Monday, December 26, 2016

Icelandic-Style Hot Dogs

I hope everyone (who celebrates) had a Happy Christmas. We had our family party yesterday, which was fun, and now I'm ready to wind down. I'm taking this week off from work so I'm going to do lots of leisurely activities and I think I might attempt to make pho or soup dumplings. We'll see! I mean, in addition to being delicious, it would make great blog fodder; if you haven't noticed, posts are less frequent these days as I start to run out of inspiration (and because 2016 was just really busy in general so I just had less time for my favorite hobby).

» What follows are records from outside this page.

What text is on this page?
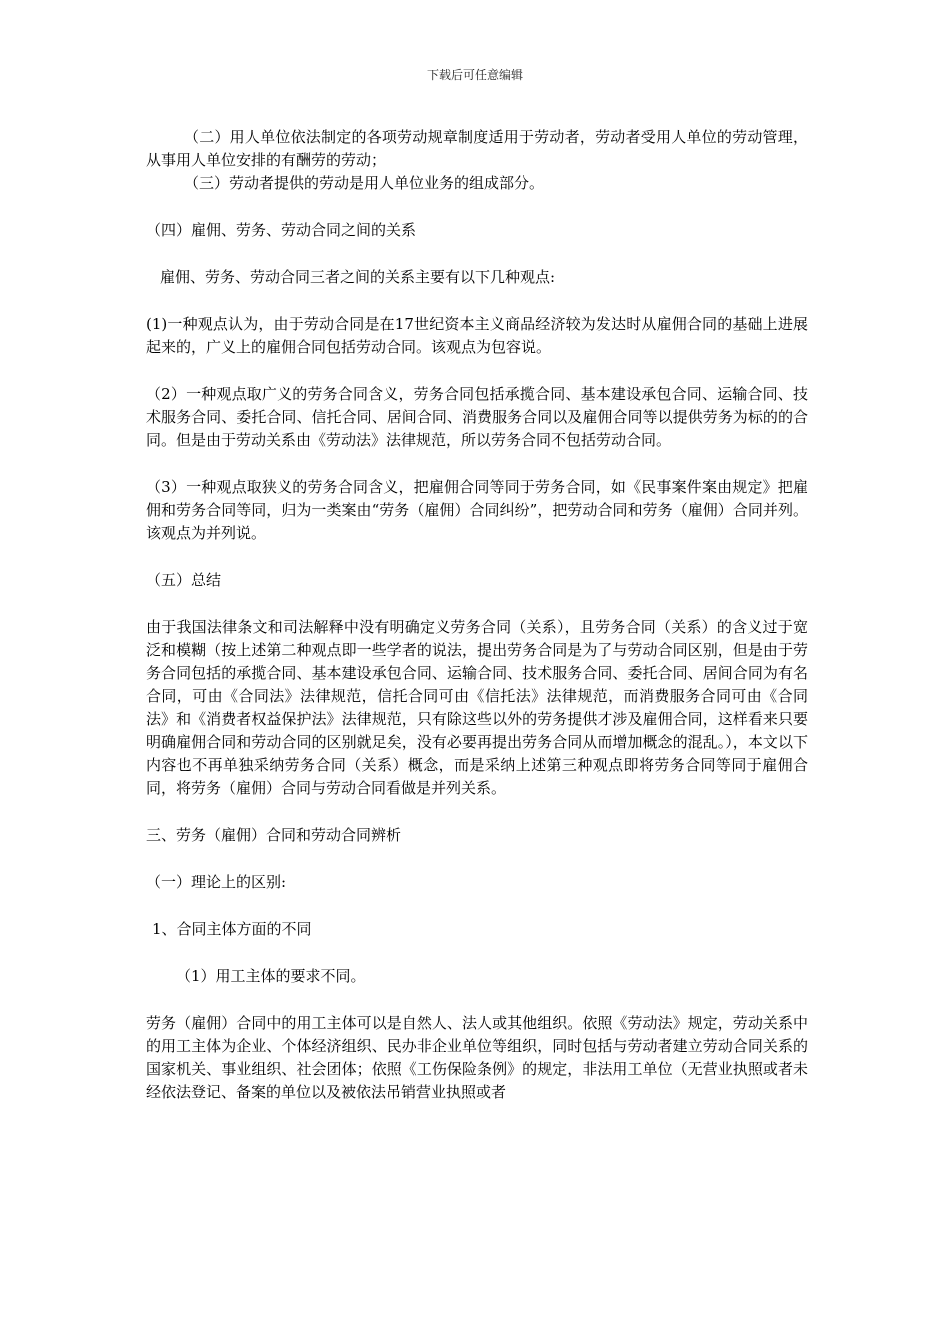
下载后可任意编辑

（二）用人单位依法制定的各项劳动规章制度适用于劳动者，劳动者受用人单位的劳动管理，从事用人单位安排的有酬劳的劳动；

（三）劳动者提供的劳动是用人单位业务的组成部分。

（四）雇佣、劳务、劳动合同之间的关系

雇佣、劳务、劳动合同三者之间的关系主要有以下几种观点:

(1)一种观点认为，由于劳动合同是在17世纪资本主义商品经济较为发达时从雇佣合同的基础上进展起来的，广义上的雇佣合同包括劳动合同。该观点为包容说。

（2）一种观点取广义的劳务合同含义，劳务合同包括承揽合同、基本建设承包合同、运输合同、技术服务合同、委托合同、信托合同、居间合同、消费服务合同以及雇佣合同等以提供劳务为标的的合同。但是由于劳动关系由《劳动法》法律规范，所以劳务合同不包括劳动合同。

（3）一种观点取狭义的劳务合同含义，把雇佣合同等同于劳务合同，如《民事案件案由规定》把雇佣和劳务合同等同，归为一类案由“劳务（雇佣）合同纠纷”，把劳动合同和劳务（雇佣）合同并列。该观点为并列说。

（五）总结

由于我国法律条文和司法解释中没有明确定义劳务合同（关系），且劳务合同（关系）的含义过于宽泛和模糊（按上述第二种观点即一些学者的说法，提出劳务合同是为了与劳动合同区别，但是由于劳务合同包括的承揽合同、基本建设承包合同、运输合同、技术服务合同、委托合同、居间合同为有名合同，可由《合同法》法律规范，信托合同可由《信托法》法律规范，而消费服务合同可由《合同法》和《消费者权益保护法》法律规范，只有除这些以外的劳务提供才涉及雇佣合同，这样看来只要明确雇佣合同和劳动合同的区别就足矣，没有必要再提出劳务合同从而增加概念的混乱。），本文以下内容也不再单独采纳劳务合同（关系）概念，而是采纳上述第三种观点即将劳务合同等同于雇佣合同，将劳务（雇佣）合同与劳动合同看做是并列关系。

三、劳务（雇佣）合同和劳动合同辨析

（一）理论上的区别:

1、合同主体方面的不同

（1）用工主体的要求不同。

劳务（雇佣）合同中的用工主体可以是自然人、法人或其他组织。依照《劳动法》规定，劳动关系中的用工主体为企业、个体经济组织、民办非企业单位等组织，同时包括与劳动者建立劳动合同关系的国家机关、事业组织、社会团体；依照《工伤保险条例》的规定，非法用工单位（无营业执照或者未经依法登记、备案的单位以及被依法吊销营业执照或者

Today's post is one that tugs at my heartstrings because it's a meal inspired by my recent trip to Iceland. We enjoyed these awesome "gas station hot dogs" on our road trip and decided that we can't ever enjoy a plain old hot dog with just ketchup anymore. There really isn't too much to this post, except that I do share my recipe for remoulade, which is a really important ingredient and sorry, you can't just substitute mayo. It's like a super indulgent junk food experience and I think I might make these again when Super Bowl Sunday rolls around in a month.
Ingredients:
hot dogs
buns
french fried onions
diced raw onions
honey mustard
remoulade
ketchup

remoulade
1 egg yolk
2 tablespoons lemon juice
1 teaspoon caper brine
1 clove garlic, minced
1 teaspoon capers, minced
¼ teaspoon salt
¼ teaspoon pepper
½ cup olive oil

To make the remoulade, start by finely mincing some garlic and capers.
Grab a small container and crack in an egg yolk. Squeeze in a little lemon juice, drizzle in some caper brine, and toss in the minced garlic and capers. Whisk to combine. Then, slowly drizzle in the olive oil, whisking continuously, until the sauce emulsifies and looks pale, thick, and gloopy.
Grab the other toppings, including diced raw onion, crispy fried onions, honey mustard, and ketchup. The mustard they used in Iceland was actually a special mustard, and though honey mustard is a really good substitute, I really wish I'd picked up a souvenir bottle of the real stuff because it's admittedly better.
Cook up your hot dogs as you wish. (The ones we enjoyed abroad were always boiled.)
Steam the buns and then tuck the two types of onions into the bottom. Drizzle on a little remoulade and honey mustard, nestle in the hot dog, and then squeeze on some ketchup. This is exactly how they built the hot dogs in Iceland and I love it because it prevents messy topping spillage.
I really love the texture of the crispy onions, the bite from the raw onions, and the sweet and savory and tart flavors of the three sauces. It really elevates the mundane hot dog. To complete our meal, we had a salad, some roasted vegetables, gruyere mac & cheese, and some bread & butter pickles.